# Posted thread doesn't appear



## VilleK. (Nov 10, 2003)

Hi,

I posted a new thread in the Who we are & get togethers -forum but for some reason the thread doesn't appear. I tried to post it again, to log out and log in again, changed the browser from mozilla to explorer but I still havent' been able to figure out why the thread doesn't appear. Any suggestions what to do? Thanks.

-Ville-


----------



## SAXISMYAXE (Jun 13, 2003)

Ville,

Both of your threads are viewable in that forum, so I have deleted the extraneous one. Here is a link to the remaining one:
http://forum.saxontheweb.net/showthread.php?t=85170


----------



## VilleK. (Nov 10, 2003)

SAXISMYAXE said:


> Ville,
> 
> Both of your threads are viewable in that forum, so I have deleted the extraneous one. Here is a link to the remaining one:
> http://forum.saxontheweb.net/showthread.php?t=85170


Hi,

For some reason I wasn't able to see my posts yesterday but today everything works well again.
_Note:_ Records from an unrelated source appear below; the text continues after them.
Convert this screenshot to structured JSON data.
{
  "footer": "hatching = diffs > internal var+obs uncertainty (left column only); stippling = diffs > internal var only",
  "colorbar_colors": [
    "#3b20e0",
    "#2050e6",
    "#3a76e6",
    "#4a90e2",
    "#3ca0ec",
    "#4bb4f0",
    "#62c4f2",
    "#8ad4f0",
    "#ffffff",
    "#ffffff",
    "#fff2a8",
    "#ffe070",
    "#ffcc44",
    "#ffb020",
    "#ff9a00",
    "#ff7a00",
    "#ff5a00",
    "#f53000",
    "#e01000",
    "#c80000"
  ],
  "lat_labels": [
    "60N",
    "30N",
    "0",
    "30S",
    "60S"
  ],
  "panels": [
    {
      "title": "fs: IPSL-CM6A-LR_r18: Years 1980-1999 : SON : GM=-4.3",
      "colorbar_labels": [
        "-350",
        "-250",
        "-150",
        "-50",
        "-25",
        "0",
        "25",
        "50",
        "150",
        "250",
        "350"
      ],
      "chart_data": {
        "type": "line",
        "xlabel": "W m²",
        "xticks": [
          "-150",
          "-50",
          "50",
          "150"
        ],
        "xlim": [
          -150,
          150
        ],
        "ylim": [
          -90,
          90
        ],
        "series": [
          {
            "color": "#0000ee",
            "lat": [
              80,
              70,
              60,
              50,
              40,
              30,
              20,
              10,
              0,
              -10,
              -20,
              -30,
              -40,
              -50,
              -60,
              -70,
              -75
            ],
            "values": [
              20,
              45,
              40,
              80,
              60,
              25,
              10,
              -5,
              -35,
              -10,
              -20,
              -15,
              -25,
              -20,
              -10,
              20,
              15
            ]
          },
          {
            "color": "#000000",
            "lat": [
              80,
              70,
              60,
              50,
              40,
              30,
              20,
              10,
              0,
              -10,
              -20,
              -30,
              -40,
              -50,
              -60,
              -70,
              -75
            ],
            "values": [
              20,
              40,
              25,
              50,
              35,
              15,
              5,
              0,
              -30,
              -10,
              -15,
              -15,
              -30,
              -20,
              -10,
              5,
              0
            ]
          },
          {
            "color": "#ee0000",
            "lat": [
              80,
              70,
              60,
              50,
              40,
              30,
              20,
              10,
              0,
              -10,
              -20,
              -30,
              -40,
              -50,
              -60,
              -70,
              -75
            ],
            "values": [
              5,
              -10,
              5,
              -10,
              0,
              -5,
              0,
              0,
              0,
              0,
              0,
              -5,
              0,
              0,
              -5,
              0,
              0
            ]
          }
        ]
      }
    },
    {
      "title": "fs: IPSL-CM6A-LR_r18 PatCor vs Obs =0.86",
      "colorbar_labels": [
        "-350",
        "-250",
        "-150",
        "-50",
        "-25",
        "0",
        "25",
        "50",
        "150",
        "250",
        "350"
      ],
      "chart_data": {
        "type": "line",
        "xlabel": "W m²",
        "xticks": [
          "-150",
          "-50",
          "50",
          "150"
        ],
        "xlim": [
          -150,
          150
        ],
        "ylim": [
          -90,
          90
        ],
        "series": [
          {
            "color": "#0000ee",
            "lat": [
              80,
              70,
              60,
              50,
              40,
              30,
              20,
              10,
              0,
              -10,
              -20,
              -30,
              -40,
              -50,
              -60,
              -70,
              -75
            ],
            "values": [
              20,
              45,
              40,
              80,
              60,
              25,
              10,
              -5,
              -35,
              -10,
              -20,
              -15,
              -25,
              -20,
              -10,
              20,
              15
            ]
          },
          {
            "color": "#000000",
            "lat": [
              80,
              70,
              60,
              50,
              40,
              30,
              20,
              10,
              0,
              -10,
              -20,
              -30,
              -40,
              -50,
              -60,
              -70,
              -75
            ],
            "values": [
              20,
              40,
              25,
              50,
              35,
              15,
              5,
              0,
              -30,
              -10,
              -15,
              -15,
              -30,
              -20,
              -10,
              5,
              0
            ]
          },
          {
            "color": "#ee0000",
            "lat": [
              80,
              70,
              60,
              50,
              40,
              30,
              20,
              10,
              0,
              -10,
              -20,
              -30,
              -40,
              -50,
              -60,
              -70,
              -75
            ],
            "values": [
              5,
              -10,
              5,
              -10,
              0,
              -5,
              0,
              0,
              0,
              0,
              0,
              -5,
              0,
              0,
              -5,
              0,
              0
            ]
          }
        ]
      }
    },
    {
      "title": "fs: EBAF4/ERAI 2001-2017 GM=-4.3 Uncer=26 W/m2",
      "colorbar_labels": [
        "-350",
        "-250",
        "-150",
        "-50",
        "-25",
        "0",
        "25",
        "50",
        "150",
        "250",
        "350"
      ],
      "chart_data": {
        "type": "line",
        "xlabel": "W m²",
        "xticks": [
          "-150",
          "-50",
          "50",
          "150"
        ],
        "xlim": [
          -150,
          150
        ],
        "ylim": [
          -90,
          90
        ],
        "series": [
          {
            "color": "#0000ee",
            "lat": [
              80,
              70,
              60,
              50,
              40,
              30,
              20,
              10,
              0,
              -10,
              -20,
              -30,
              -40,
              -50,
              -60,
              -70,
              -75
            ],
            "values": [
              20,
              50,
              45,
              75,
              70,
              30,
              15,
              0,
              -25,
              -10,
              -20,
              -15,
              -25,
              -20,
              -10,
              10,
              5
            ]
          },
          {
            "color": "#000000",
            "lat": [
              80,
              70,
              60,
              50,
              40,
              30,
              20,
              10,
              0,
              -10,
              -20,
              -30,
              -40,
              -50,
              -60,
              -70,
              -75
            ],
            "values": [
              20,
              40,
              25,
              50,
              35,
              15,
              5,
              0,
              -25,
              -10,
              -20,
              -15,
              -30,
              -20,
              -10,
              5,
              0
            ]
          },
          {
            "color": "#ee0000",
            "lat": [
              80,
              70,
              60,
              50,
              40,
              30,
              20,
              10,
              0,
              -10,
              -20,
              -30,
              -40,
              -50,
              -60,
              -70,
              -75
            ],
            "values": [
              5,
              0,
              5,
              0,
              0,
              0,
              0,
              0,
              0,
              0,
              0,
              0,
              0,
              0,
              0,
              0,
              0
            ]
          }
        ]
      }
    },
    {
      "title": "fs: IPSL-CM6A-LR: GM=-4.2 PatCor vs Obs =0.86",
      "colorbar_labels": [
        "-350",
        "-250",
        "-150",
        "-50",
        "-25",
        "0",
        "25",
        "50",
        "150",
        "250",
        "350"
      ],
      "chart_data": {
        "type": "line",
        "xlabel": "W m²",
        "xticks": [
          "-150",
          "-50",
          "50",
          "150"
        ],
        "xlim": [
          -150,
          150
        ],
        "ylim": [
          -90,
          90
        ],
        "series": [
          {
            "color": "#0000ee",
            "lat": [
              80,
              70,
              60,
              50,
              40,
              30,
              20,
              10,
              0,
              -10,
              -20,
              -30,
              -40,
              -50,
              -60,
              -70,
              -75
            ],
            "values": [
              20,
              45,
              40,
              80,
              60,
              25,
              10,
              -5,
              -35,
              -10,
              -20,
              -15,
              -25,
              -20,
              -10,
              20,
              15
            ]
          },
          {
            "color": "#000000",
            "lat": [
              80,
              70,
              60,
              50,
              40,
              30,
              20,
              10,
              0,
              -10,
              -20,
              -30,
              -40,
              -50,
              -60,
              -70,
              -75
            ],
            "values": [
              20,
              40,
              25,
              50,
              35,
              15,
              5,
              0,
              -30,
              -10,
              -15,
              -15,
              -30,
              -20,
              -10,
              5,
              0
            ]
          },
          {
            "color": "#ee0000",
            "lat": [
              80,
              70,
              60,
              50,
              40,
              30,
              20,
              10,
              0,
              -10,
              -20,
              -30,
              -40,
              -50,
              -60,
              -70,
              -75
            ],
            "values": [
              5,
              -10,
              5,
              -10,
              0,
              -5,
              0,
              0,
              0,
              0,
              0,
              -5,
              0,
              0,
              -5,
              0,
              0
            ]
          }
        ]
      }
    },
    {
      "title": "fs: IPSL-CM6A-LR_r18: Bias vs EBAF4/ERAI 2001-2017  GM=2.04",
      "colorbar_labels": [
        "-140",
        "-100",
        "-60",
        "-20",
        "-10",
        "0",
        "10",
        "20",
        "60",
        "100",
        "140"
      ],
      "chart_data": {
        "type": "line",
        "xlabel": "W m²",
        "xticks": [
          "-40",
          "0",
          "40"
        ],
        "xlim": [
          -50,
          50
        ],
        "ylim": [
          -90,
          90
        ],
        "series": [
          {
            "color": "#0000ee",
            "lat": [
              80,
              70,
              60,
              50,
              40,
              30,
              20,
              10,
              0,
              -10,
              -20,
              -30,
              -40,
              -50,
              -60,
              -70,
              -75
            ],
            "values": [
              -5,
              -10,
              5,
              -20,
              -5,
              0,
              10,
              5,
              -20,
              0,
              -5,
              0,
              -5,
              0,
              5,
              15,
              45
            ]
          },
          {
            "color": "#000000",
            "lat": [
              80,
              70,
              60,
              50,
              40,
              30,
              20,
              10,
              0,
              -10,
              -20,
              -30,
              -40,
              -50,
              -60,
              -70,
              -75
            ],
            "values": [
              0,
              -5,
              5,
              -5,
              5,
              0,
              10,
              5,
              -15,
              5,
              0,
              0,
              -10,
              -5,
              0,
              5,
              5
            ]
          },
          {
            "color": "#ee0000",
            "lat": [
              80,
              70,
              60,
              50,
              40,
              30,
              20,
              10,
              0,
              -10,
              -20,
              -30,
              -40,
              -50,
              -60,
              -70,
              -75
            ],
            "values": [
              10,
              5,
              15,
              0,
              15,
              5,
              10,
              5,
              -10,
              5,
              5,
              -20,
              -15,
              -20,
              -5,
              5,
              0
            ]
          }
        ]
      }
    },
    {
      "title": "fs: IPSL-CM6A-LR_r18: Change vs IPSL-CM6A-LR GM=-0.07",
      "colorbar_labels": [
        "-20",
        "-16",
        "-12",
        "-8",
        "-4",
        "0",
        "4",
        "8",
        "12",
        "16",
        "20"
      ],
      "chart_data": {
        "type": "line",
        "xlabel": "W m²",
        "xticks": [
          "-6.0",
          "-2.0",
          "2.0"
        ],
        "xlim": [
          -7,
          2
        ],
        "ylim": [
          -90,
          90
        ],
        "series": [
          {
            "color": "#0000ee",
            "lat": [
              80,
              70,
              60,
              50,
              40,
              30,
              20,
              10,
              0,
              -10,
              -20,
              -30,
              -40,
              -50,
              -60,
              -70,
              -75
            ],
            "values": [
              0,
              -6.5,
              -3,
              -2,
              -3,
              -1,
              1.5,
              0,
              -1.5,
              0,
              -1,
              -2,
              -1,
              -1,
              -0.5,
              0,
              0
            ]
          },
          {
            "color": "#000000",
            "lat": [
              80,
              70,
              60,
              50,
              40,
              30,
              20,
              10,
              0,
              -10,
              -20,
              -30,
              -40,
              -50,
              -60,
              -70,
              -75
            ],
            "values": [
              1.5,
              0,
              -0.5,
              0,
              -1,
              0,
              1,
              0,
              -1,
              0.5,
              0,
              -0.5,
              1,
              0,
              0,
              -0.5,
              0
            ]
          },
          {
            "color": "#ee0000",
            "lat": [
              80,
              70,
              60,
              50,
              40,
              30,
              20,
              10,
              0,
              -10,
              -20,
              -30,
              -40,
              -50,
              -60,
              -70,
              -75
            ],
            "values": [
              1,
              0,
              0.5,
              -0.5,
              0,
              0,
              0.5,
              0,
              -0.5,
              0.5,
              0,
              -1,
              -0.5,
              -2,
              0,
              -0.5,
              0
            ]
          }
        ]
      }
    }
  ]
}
I don't know how it got solved but I'm glad it did


----------



## Harri Rautiainen (Jan 24, 2003)

VilleK. said:


> Hi,
> 
> For some reason I wasn't able to see my posts yesterday but today everything works well again. I don't know how it got solved but I'm glad it did


Yesterday night (Finnish time) the forum was experiencing data base problems. 
I had to turn the forum off at 3 AM GMT and run some maintenance.

The forum was re-started at approx. 9:30 AM GMT.


----------